Now that January is over, I wrote to my friend Hannah at CMU (she is MSCF '08) and asked her how the internship scene has been for MSCF'08ers and from what I could gather, things are roughly the same as they were last year (the subprime crisis had not not revealed itself fully by Jan-end '07). Roughly the same proportion of the '08 class has internship offers at the end of Jan'08 as the the '07 class did at the end of Jan'07. So, it does not look like internships have been too adversely affected. Yet.
A positive sign has been the robust hiring from Lehman Brothers Asia and DB London, though DB NY has cut back a bit. Also, this time around, State Street and and RBS have dipped their toes in the water, for the first time. And so has Goldman Sachs. So, going forward, the following questions present themselves.
- Going forward, will the softness in the markets do in those who are still without offers?
- And what about internship to full-time job offer conversion percentages? Will the yield fall for this batch?
- And, of course, how are things at the other top-tier US programs? (UCB, NYU, Columbia and Stanford)
- What about the second-tier programs like Chicago, IIT, GaTech, Rutgers et al?
Perhaps some readers can shed some light into this.
2 comments:
hey, thanks for the blog, always good to see what a mfe student thinks as i am probably a future one myself.
q for you: after seeing the work environment in an i-bank, would you choose to do a top mfe again or get an mba from stanford/harvard/wharton?

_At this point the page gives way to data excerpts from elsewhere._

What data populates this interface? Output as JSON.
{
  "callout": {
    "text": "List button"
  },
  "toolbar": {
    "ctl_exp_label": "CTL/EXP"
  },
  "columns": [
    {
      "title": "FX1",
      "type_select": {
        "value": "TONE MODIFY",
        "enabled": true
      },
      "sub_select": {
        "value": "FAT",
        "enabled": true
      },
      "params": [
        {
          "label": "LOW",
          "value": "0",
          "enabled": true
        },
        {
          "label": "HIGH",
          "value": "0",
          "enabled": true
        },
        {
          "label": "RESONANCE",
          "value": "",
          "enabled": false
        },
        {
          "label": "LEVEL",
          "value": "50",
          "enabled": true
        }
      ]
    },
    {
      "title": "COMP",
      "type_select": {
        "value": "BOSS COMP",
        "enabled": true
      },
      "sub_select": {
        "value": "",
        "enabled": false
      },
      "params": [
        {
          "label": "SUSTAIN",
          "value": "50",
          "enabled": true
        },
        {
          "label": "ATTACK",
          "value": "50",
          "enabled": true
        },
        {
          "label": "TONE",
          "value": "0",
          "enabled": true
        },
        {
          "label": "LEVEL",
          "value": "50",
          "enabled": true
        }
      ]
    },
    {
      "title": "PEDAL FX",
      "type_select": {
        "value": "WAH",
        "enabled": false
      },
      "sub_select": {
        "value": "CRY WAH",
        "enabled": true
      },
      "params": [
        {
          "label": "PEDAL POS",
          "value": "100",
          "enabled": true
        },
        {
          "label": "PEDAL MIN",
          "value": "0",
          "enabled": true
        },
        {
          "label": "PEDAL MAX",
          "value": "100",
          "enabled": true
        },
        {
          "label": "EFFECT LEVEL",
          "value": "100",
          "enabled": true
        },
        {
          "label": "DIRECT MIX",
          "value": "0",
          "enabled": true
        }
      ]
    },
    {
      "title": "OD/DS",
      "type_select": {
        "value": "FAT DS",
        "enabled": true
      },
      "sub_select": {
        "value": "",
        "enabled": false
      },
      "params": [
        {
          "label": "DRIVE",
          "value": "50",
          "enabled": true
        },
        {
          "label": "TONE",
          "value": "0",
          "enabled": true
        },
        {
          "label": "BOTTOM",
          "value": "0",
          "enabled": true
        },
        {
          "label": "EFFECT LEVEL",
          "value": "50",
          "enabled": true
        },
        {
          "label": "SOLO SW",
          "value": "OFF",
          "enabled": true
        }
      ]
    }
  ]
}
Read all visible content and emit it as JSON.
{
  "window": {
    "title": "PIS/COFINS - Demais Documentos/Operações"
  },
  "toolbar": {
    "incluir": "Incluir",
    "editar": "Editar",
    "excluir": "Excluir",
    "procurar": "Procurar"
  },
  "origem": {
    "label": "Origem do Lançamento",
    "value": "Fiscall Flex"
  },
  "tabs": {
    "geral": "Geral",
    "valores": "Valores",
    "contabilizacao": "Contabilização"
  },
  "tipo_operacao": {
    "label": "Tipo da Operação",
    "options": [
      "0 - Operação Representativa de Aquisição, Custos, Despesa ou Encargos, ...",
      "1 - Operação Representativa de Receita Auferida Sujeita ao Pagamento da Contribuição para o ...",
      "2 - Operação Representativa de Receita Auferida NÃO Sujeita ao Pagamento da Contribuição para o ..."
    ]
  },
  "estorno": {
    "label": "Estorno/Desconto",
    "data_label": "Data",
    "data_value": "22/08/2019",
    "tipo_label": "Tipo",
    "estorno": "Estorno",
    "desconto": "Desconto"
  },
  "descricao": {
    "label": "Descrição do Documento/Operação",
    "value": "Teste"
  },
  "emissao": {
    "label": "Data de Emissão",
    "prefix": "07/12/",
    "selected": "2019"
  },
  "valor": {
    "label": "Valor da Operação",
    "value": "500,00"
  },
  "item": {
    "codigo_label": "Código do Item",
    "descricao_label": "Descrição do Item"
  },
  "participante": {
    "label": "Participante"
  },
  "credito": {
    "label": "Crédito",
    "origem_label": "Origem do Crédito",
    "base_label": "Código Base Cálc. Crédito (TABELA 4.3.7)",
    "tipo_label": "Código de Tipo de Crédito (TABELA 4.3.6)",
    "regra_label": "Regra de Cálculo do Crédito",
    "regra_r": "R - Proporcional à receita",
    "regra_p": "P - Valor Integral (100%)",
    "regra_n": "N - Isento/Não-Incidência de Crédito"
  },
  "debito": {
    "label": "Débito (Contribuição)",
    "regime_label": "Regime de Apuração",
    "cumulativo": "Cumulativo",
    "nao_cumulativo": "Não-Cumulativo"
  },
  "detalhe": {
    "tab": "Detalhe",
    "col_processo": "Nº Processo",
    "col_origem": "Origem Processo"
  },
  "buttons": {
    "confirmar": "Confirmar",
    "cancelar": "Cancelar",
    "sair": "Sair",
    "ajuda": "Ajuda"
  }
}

i like the mfe, but i'm afraid i'll be viewed as some geek who should be stuck in a cubicle somewhere, never to be seen by management or clients. I would enjoy the mfe material more than a mba, and i like the fact the cmu/ubc mfe's are 1 year, but i'm afraid mfe's get stereotyped due to the fact that they're mostly asian science/eng. geeks as far as I can tell.
i actually have done sales to clients (in eng.), and scored in the 99th q in the verbal gmat, so i can do both math and the soft skills type jobs, but not sure which way to go, mba or mfe, since mba's cost more, take longer, and have huge classes (lots of competition), and i'm an engineer so career switching with an mba might be tough.
your thoughts?
I would stick with MSCF any day. I can do without the marketing classes bullcrap.
Not everyone knows what to do with FEs. The good ones do. They usually end up in trading roles. Or risk management. FEs with a prior quant PhD are prized as quants.
Engineers, especially with computing skills, tend to find MFEs easier than others but it is by no means easy for anyone. If you don't have prior finance industry experience, consider the 1.5 year programs.